Letter from Home

I was digging through my old papers trying to find an old chart of my various ancestors the other day…I didn’t find it, but I did find an old letter from Thanksgiving 1995 from our father, he’s a linguist so he loves getting into all kinds of ways of looking at language–even spell check programs. I had a good laugh reading it over, and thought I’d share 🙂 –although I don’t know if it will make any sense if you don’t know the people it is talking about!

It makes me realize that I have a different relationship to writing than most people have anymore. We went away to boarding school for high school and had to write letters home every Sunday. Later, when I hit college email was available, and we started using that to communicate. I much preferred it to phones, as it was always a huge struggle trying to get through to Papua New Guinea, and my parents always wanted me to call them on my birthday. It was meant to be a special thing, but I always found it to be a hugely stressful event, and much preferred written communication! These days people always seem to be a little surprised with my long emails, and I have to keep a restraint on my fingers or they will babble and never stop–actually that is one of the main reasons I have this website, so that the poor people in my address book don’t get completely annoyed from my talkative fingers.

Dear RD,

I tried my spell check program on the letter, and it was interesting all the suggestions it made about how to “correct” the various names it didn’t recognize. This is how the spell checker thinks I should have written the letter:

Amber or Cat has been annoying Mom lately by yelling in the wee hours of the morning, asking to be let in. Mom keeps saying, “We’re going to have to give this cat away if we can’t think of something to make it stop yelling in the morning. ” I did try to leave it in one night, but it did a mess on the rug, which was even worse!

Yesterday was quite an eventful day. It was a Sunday, and Mom had decided to have Thanksgiving dinner for Mr. Hover, the Ditches and the Omissions. So she was busy cooking and the phone rang. It was Rounder, who we hadn’t heard from for quite a while. She said she’d been sick with pneumonia or something, and actually had to be in the hospital for a while, but she was all right now.

So we went back to work and then the phone rang again. This time it was Murmur, telling us that Ratio was in a hospital because of her behavior. Uncle Add had talked to the doctor, and he seemed to think that they were on the right track, but they couldn’t keep her in the program if she wasn’t willing to stay. So would we please phone Rattier and try to convince her to stay. So Mom asked me to do that. Rioter was going on and on about how she couldn’t stand being away from Courteous, but she knew if she could just come to PNG for two months or so, then maybe Courts would be ready to take her back. And I kept trying to convince her that unless she could get some help for her problems, Carrots wouldn’t want her any more two months from now than he does now.

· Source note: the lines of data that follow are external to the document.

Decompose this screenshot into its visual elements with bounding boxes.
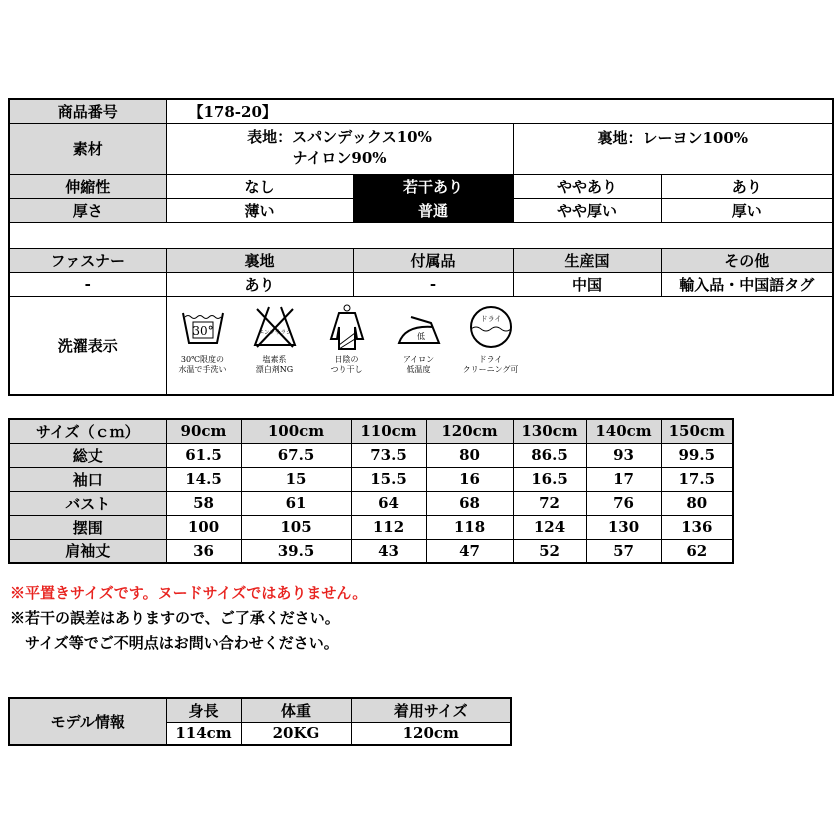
- value-fastener: -: [9, 272, 166, 296]
- product-info-table: [8, 98, 834, 396]
- size-row: [9, 491, 733, 515]
- size-value: 52: [513, 539, 586, 563]
- size-header: サイズ（ｃｍ）: [9, 419, 166, 443]
- size-value: 16: [426, 467, 513, 491]
- model-header-weight: 体重: [241, 698, 351, 722]
- model-info-table: [8, 697, 512, 746]
- dry-mark: ドライ: [480, 314, 501, 323]
- care-text2: 漂白剤NG: [255, 364, 294, 374]
- size-value: 64: [351, 491, 426, 515]
- size-value: 39.5: [241, 539, 351, 563]
- care-symbols: [167, 297, 527, 375]
- size-column: 140cm: [586, 419, 661, 443]
- size-column: 100cm: [241, 419, 351, 443]
- size-table: [8, 418, 734, 564]
- size-value: 61.5: [166, 443, 241, 467]
- model-size: 120cm: [351, 722, 511, 745]
- model-header-height: 身長: [166, 698, 241, 722]
- care-text1: 30℃限度の: [180, 354, 225, 364]
- size-value: 43: [351, 539, 426, 563]
- size-value: 105: [241, 515, 351, 539]
- size-value: 124: [513, 515, 586, 539]
- size-column: 130cm: [513, 419, 586, 443]
- shade-dry-icon: [323, 303, 371, 351]
- value-accessories: -: [353, 272, 513, 296]
- size-row-label: 肩袖丈: [9, 539, 166, 563]
- no-bleach-icon: [251, 303, 299, 351]
- size-value: 136: [661, 515, 733, 539]
- size-value: 17.5: [661, 467, 733, 491]
- size-value: 86.5: [513, 443, 586, 467]
- size-value: 80: [661, 491, 733, 515]
- care-text2: 低温度: [406, 364, 431, 374]
- outer-material: [166, 123, 513, 174]
- stretch-option: ややあり: [513, 174, 661, 198]
- header-fastener: ファスナー: [9, 248, 166, 272]
- thickness-label: 厚さ: [9, 198, 166, 222]
- care-text1: 塩素系: [262, 354, 287, 364]
- size-value: 130: [586, 515, 661, 539]
- value-other: 輸入品・中国語タグ: [661, 272, 833, 296]
- product-code: 【178-20】: [166, 99, 833, 123]
- thickness-option: やや厚い: [513, 198, 661, 222]
- size-value: 61: [241, 491, 351, 515]
- size-row: [9, 515, 733, 539]
- size-row-label: 総丈: [9, 443, 166, 467]
- bleach-mark: エンソサラシ: [257, 329, 292, 336]
- size-value: 68: [426, 491, 513, 515]
- size-row-label: 袖口: [9, 467, 166, 491]
- size-value: 16.5: [513, 467, 586, 491]
- thickness-option: 厚い: [661, 198, 833, 222]
- material-label: 素材: [9, 123, 166, 174]
- size-column: 90cm: [166, 419, 241, 443]
- value-country: 中国: [513, 272, 661, 296]
- care-text2: つり干し: [330, 364, 363, 374]
- spacer-row: [9, 222, 833, 248]
- size-row: [9, 443, 733, 467]
- size-value: 99.5: [661, 443, 733, 467]
- size-value: 118: [426, 515, 513, 539]
- care-item: [384, 303, 454, 375]
- size-value: 80: [426, 443, 513, 467]
- iron-mark: 低: [416, 331, 425, 341]
- size-value: 62: [661, 539, 733, 563]
- thickness-option-selected: 普通: [353, 198, 513, 222]
- size-value: 15: [241, 467, 351, 491]
- stretch-option: あり: [661, 174, 833, 198]
- size-value: 67.5: [241, 443, 351, 467]
- header-other: その他: [661, 248, 833, 272]
- care-item: [312, 303, 382, 375]
- thickness-option: 薄い: [166, 198, 353, 222]
- size-value: 76: [586, 491, 661, 515]
- care-text2: クリーニング可: [462, 364, 519, 374]
- header-lining: 裏地: [166, 248, 353, 272]
- model-height: 114cm: [166, 722, 241, 745]
- size-value: 73.5: [351, 443, 426, 467]
- model-label: モデル情報: [9, 698, 166, 745]
- iron-low-icon: [395, 303, 443, 351]
- size-value: 100: [166, 515, 241, 539]
- care-item: [456, 303, 526, 375]
- header-country: 生産国: [513, 248, 661, 272]
- code-label: 商品番号: [9, 99, 166, 123]
- size-value: 47: [426, 539, 513, 563]
- dry-clean-icon: [467, 303, 515, 351]
- size-row-label: バスト: [9, 491, 166, 515]
- lining-material: 裏地：レーヨン100%: [513, 123, 833, 174]
- size-value: 112: [351, 515, 426, 539]
- care-text2: 水温で手洗い: [178, 364, 227, 374]
- note-flat-size: ※平置きサイズです。ヌードサイズではありません。: [10, 584, 368, 602]
- hand-wash-30-icon: [179, 303, 227, 351]
- size-row-label: 摆围: [9, 515, 166, 539]
- size-value: 36: [166, 539, 241, 563]
- stretch-label: 伸縮性: [9, 174, 166, 198]
- size-value: 15.5: [351, 467, 426, 491]
- size-row: [9, 539, 733, 563]
- model-header-size: 着用サイズ: [351, 698, 511, 722]
- note-tolerance: ※若干の誤差はありますので、ご了承ください。: [10, 609, 340, 627]
- size-value: 58: [166, 491, 241, 515]
- care-text1: アイロン: [402, 354, 435, 364]
- care-item: [168, 303, 238, 375]
- size-column: 110cm: [351, 419, 426, 443]
- outer-material-line2: ナイロン90%: [292, 148, 387, 167]
- care-label: 洗濯表示: [9, 296, 166, 395]
- outer-material-line1: 表地：スパンデックス10%: [247, 127, 432, 146]
- care-item: [240, 303, 310, 375]
- wash-temp-mark: 30°: [191, 323, 214, 338]
- size-value: 14.5: [166, 467, 241, 491]
- size-value: 93: [586, 443, 661, 467]
- model-weight: 20KG: [241, 722, 351, 745]
- care-text1: ドライ: [478, 354, 503, 364]
- size-row: [9, 467, 733, 491]
- header-accessories: 付属品: [353, 248, 513, 272]
- value-lining: あり: [166, 272, 353, 296]
- size-value: 17: [586, 467, 661, 491]
- size-column: 120cm: [426, 419, 513, 443]
- size-value: 57: [586, 539, 661, 563]
- care-text1: 日陰の: [334, 354, 359, 364]
- note-contact: サイズ等でご不明点はお問い合わせください。: [10, 634, 339, 652]
- stretch-option: なし: [166, 174, 353, 198]
- size-value: 72: [513, 491, 586, 515]
- size-column: 150cm: [661, 419, 733, 443]
- stretch-option-selected: 若干あり: [353, 174, 513, 198]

It was a very difficult conversation, and she finally admitted that the main problem was that it was “boring” just sitting in the hospital. Anyway I may have convinced her to stay. I hope so, because the phone call must have cost a fortune.

I had been planning to go to church, but by this time it was getting late and Mom was getting more desperate for help. So I started helping make some nut cups, and the phone rang again. R says, “It’s probably Reign, saying she’s been in the hospital.” Well, it was Wren, but no hospital. She was just phoning to say happy Thanksgiving.

We finally had our dinner about 3 in the afternoon, after waiting for some time for the Emissions, who never showed up. The food was very good, but there was so much of it that even when we were all stuffed, it looked like we had barely touched the serving dishes. Now we’re trying to think of who we could have come round tonight and help us finish it off!

Well, I’d better stop and get off to the post office.